Are Those Real?: True Tales of Plastic Surgery from Beverly Hills by Dr. Norman Leaf chronicles his journey as a cosmetic surgeon in Beverly Hills for 35 years. Dr. Leaf describes some of his most well known patients, and shares some medical information about Marilyn Monroe.
Dr. Leaf makes it clear in his book that he was not her doctor, but while sorting through files of his colleague Dr. Gurdin, after becoming the files' custodian, he found notes of a visit with her to review a chin implant surgery performed years earlier.
Marilyn had had an implant placed in her skin made up of carved bovine cartilege. Neither silicone chin implants nor breast implants had been invented yet, as the original surgery would have been performed in 1950. The chart notes that the implant had slowly reabsorbed, which was common among implants of that type.
The book also discusses Marilyn's nose. Referring to the chart, Dr. Leaf writes, "No mention is made in that document of her nose, but Dr. Michael Gurdin had told me several times that he and Dr. [John] Pangman had also performed a tip rhinoplasty on her. This would explain the obvious difference between her early photos as Norma Jean Baker and her later more glamorous appearance."

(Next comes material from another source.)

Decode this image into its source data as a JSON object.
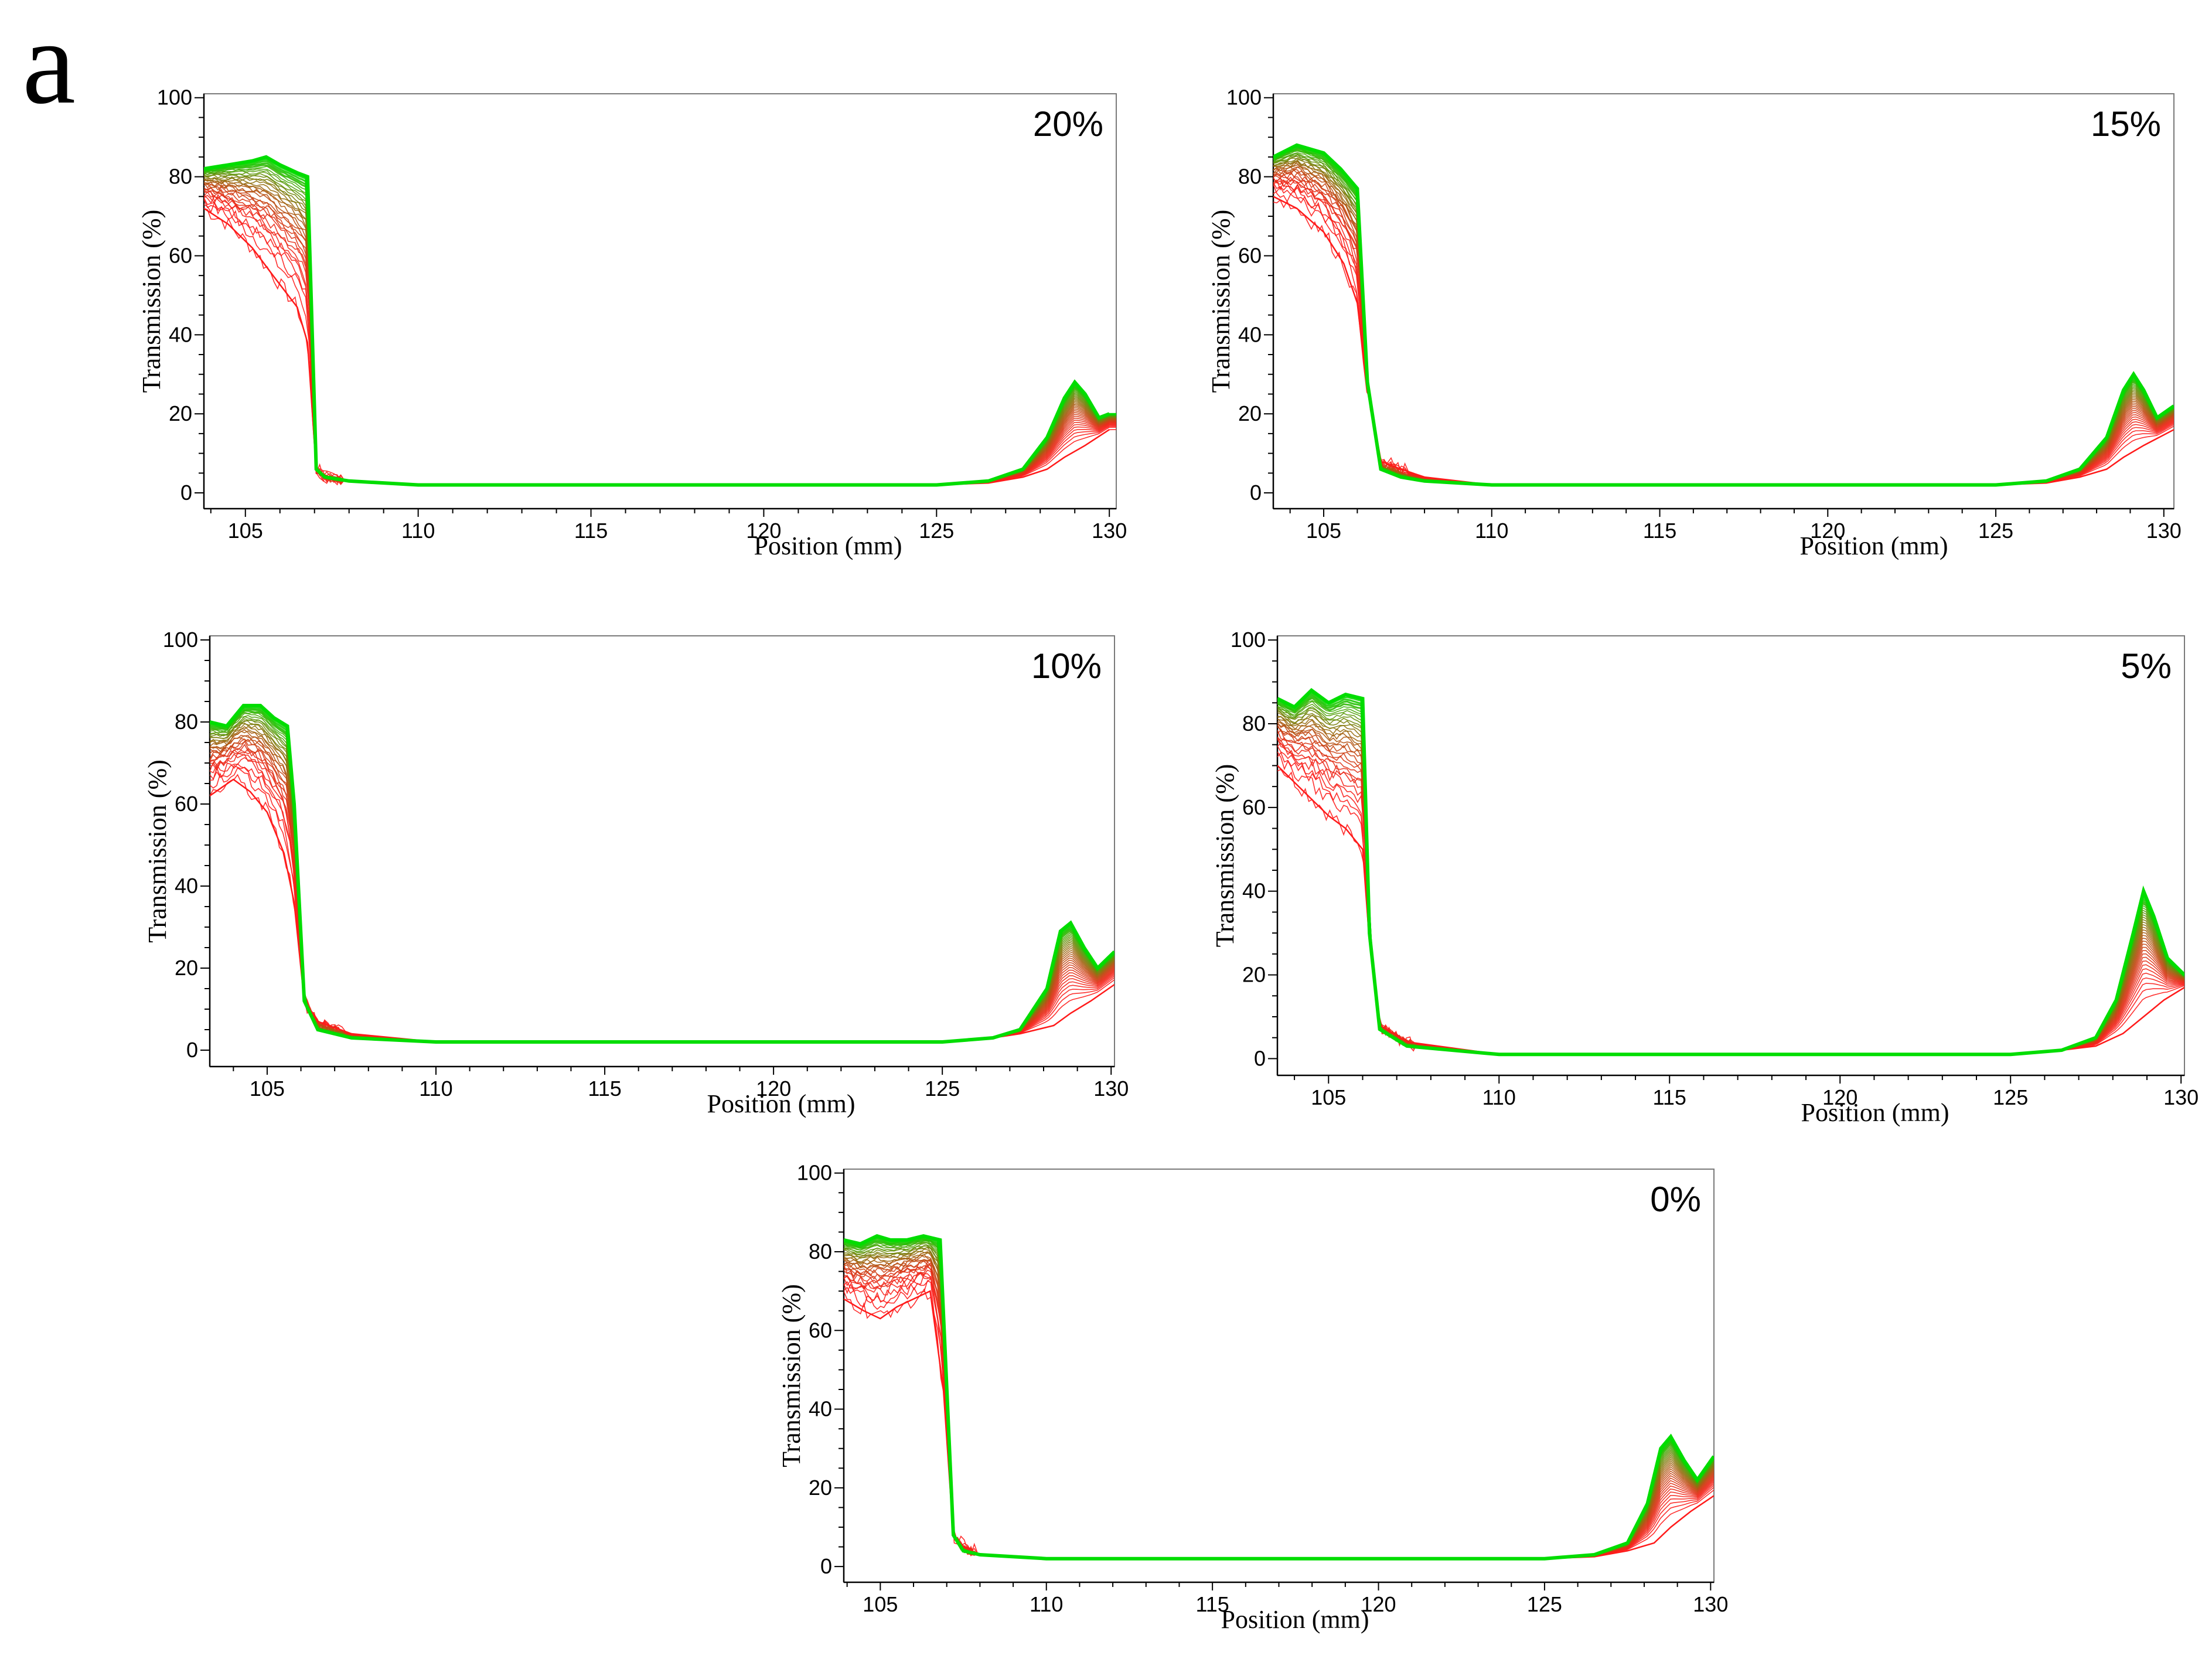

Marilyn is just a small part of the book, and Dr. Leaf discusses such famous patients as actor Yul Brenner, who sought out Dr. Leaf to treat a lipoma on his stomach. The actor was starring shirtless in The King and I at the time, and the lipoma made a strange shadow across his stomach. Though removing it was a simple matter of cutting the benign fatty tumor away, Dr. Leaf describes his reaction to treating a star of such magnitude, "And I had been in pratice in Beverly Hills for only about six months; I wasn't exactly a household name in the industry. Therefore I approached the situation with awe and curiosity."